Consider a narrow ray of light arriving at a water droplet, refracting into it, reflecting within it, and refracting back out of it (Figure 1). Since the droplet is so tiny, any slight variations in direction or intensity of the light approaching a single droplet can be ignored.² For studying rainbows, it’s enough to consider parallel, equally intense light rays. The sample ray shown in Figure 1 arrives with an “impact parameter”³ b at an angle of incidenceθ, continues inside the drop at an angle of refraction φ, reflects off an inside surface with angles of both incidence and reflection being φ, and refracts out of the droplet (with, again, angles φ and θ). (There is also reflection at the refraction points and refraction at the reflection point, but these represent “lost” light that doesn’t contribute to the rainbow.)

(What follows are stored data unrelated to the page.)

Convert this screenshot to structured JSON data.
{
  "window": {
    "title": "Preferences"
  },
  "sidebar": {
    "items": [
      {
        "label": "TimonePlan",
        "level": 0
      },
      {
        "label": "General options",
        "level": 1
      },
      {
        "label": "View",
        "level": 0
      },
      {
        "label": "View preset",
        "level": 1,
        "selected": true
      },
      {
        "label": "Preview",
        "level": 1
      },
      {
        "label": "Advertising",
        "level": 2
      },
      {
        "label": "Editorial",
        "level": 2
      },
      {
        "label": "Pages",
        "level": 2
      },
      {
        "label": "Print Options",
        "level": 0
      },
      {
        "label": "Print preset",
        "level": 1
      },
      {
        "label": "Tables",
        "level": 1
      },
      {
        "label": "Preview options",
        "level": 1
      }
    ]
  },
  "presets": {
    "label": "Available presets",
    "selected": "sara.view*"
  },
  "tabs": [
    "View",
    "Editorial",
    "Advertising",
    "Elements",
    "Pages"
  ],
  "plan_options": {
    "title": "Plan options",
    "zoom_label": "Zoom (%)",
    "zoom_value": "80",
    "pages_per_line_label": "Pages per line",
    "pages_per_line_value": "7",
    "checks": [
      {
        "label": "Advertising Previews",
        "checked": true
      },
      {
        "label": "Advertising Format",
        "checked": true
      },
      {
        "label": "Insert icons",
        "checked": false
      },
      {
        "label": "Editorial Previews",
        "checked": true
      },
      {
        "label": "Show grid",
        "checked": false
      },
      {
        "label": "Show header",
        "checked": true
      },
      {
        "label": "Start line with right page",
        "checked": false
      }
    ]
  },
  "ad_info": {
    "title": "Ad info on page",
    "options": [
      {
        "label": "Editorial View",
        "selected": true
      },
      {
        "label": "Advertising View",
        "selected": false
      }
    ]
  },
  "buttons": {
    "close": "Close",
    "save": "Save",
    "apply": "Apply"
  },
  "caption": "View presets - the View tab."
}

At point A in the figure, the light ray undergoes a deflection (I’ll call it a bending) θ – φ. At B its bending is 180 – 2φ. At C its bending is againθ – φ. Since all three of these bendings are in the same direction (clockwise in the figure), the total bending (which I’ll call ψ) is the sum of the three:

ψ = 180 + 2θ – 4φ.            (1)

This is for the light that will contribute to the primary rainbow. If one allows for k internal reflections instead of just one, and with the same number of refractions (2), one concludes that the total bending of the light beam is

ψ = 180k + 2θ – 2(k + 1)φ.            (2)

This could, of course, be more than 360 degrees (which supports the use of the word “bending” instead of “deflection”).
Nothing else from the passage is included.